SUSIE GHARIB: Stronger than expected earnings today from one of the world's largest aluminum companies. After the closing bell, Alcoa said fourth quarter earnings surged 73 percent, thanks to the sale of its packaging and consumer businesses. Excluding that one-time benefit, Alcoa made $0.36 a share, $0.03 above what analysts estimated. Lower metals prices took a toll on revenues, down 6 percent to $7.4 billion in the quarter, but still higher than estimates. In after-hours trading, Alcoa's shares rose about 2 percent. Alcoa is the first Dow component to report quarterly numbers, kicking off the latest earnings season. But as Erika Miller reports, Alcoa's strong performance may be the exception, not the rule, this quarter.

ERIKA MILLER, NIGHTLY BUSINESS REPORT CORRESPONDENT: The U.S. is experiencing an earnings recession, often defined as at least two consecutive quarters of falling profit growth. The question now is whether that is a forerunner to a broader economic recession. Wall Street analysts believe profits for the S&P 500 firms fell by 11 percent in the fourth quarter. We'll know the extent of the damage in the next few weeks as earnings reports come out. That presumed decline comes on top of a 4.5 percent drop in the third quarter. Thomson Financial's earnings expert Mike Thompson says the fourth quarter's trouble is concentrated in a single sector.

MICHAEL THOMPSON, DIRECTOR OF RESEARCH, THOMSON FINANCIAL: The main culprit is obviously financials. They're down almost 70 percent over the same quarter last year and everybody is fully aware that it's all about the market-to-market pricing and the write-downs that these financial firms had to take.

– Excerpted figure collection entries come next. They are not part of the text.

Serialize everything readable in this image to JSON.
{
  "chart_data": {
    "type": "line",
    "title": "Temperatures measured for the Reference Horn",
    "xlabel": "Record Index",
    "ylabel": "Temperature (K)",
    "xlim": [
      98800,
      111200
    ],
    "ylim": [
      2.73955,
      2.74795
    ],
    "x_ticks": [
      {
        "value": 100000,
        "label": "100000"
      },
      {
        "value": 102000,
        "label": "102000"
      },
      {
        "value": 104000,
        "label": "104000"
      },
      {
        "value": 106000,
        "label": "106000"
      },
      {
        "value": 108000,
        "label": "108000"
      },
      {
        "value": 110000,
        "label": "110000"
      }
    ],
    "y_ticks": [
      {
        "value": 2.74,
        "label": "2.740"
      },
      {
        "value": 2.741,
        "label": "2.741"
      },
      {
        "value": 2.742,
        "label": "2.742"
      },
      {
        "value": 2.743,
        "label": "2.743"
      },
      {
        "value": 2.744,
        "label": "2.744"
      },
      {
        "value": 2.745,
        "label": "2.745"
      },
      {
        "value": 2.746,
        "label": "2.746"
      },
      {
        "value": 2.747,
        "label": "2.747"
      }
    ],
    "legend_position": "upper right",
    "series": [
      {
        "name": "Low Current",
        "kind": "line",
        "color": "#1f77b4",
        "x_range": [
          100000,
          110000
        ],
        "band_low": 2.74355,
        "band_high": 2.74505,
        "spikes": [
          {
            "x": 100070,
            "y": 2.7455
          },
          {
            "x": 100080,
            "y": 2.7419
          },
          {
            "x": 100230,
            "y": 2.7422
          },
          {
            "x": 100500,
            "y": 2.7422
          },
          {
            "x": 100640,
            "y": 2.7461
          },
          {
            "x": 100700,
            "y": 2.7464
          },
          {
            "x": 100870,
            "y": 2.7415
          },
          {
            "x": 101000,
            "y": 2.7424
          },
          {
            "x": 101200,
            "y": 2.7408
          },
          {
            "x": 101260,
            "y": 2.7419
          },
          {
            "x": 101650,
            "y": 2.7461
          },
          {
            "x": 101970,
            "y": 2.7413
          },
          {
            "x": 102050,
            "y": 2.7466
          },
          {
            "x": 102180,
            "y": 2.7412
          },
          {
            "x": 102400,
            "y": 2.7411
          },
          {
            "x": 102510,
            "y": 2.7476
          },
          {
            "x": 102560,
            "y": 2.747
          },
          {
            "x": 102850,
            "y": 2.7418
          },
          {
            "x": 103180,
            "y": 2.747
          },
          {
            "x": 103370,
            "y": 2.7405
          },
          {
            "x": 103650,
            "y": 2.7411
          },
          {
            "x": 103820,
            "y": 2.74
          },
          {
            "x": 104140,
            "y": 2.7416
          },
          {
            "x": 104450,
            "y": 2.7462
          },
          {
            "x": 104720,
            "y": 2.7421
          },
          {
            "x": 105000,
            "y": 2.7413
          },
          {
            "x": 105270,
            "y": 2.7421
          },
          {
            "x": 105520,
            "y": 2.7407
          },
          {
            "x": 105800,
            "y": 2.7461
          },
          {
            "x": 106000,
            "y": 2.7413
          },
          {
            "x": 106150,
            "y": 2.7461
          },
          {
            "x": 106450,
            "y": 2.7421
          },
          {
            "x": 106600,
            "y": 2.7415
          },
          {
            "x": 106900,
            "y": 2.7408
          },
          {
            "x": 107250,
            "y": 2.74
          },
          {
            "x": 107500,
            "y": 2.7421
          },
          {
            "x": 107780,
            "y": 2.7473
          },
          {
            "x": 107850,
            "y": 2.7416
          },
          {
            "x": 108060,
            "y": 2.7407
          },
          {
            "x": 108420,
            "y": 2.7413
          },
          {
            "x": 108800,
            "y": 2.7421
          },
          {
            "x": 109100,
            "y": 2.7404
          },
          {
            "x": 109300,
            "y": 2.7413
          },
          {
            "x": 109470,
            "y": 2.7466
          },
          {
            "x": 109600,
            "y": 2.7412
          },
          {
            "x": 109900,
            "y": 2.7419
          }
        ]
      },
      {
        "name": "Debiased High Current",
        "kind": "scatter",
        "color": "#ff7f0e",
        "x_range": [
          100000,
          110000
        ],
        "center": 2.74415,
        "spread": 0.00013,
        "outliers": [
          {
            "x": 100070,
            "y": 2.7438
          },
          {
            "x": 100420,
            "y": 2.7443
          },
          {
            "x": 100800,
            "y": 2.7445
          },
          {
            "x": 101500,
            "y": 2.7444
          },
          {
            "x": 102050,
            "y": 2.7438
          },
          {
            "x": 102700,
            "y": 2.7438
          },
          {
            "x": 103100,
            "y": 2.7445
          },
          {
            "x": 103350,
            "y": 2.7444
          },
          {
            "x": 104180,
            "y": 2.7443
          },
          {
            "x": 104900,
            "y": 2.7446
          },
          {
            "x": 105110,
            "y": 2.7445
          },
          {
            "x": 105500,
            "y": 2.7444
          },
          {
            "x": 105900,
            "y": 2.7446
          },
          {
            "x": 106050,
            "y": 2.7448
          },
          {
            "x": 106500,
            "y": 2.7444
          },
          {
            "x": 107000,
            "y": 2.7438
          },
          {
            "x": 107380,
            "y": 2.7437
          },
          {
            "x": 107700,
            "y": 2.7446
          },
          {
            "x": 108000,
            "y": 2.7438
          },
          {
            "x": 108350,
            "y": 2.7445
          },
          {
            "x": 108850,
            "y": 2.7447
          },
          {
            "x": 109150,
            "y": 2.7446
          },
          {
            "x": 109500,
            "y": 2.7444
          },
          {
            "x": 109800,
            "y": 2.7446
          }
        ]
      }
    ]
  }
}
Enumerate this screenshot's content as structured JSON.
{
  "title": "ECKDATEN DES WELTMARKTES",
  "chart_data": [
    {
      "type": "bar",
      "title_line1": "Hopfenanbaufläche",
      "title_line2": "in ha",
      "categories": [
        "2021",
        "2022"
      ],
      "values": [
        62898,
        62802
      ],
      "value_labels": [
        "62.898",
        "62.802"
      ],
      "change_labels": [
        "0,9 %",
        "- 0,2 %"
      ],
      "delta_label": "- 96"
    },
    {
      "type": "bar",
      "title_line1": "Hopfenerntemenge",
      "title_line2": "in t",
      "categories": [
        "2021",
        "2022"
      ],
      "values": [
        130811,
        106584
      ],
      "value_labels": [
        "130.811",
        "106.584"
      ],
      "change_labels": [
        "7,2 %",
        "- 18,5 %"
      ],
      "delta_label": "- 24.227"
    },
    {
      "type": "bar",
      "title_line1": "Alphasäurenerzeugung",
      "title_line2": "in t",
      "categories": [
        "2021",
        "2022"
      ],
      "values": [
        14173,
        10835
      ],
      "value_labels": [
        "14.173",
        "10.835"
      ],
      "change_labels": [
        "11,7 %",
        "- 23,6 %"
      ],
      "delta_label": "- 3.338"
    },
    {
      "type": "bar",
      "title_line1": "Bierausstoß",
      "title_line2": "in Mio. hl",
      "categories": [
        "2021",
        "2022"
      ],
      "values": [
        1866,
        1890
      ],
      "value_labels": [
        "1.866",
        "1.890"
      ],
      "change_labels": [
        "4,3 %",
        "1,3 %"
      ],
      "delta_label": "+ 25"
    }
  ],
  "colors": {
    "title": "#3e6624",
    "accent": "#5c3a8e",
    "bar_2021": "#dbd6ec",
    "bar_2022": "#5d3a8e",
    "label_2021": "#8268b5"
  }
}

MILLER: If financials are taken out, Thompson says the S&P 500 would be expected to show an earnings gain of 11.4 percent. Technology is expected to be the shining star, with a 22 percent profit gain for the quarter. But even strong performances like that may not be enough to stave off an economic recession. Today, Goldman Sachs joined Morgan Stanley and Merrill Lynch in forecasting recession for the U.S. economy this year. Goldman's chief economist Jan Hatzius thinks it will likely start in the second quarter.

JAN HATZIUS, CHIEF US ECONOMIST, GOLDMAN SACHS: What sort of pushed us to making recession the baseline scenario really has been the data over the last few weeks, in particular, the unemployment rate, the payroll data to some degree, the jobless data claims data to some degree.

MILLER: As a result, he predicts aggressive action by the Federal Reserve to boost economic growth.

HATZIUS: So, we've got them cutting the Federal funds rate target by 50 basis points at the January meeting. And then eventually, we see them going down to 2.5 percent on the Federal funds rate.

MILLER: Against that backdrop, experts say earnings will probably not be the main focus on Wall Street.

THOMPSON: I wouldn't be surprised to see that the earnings have kind of a muted attention this quarter, just because people are so uncertain about what the Fed's going to do, and the talk and rhetoric around -- the resolution around this credit crunch.

MILLER: The situation today is far different from the last earnings recession, which ended in 2002. Back then, technology was the big decliner in the face of the bursting of the Internet bubble. Erika Miller, NIGHTLY BUSINESS REPORT, New York.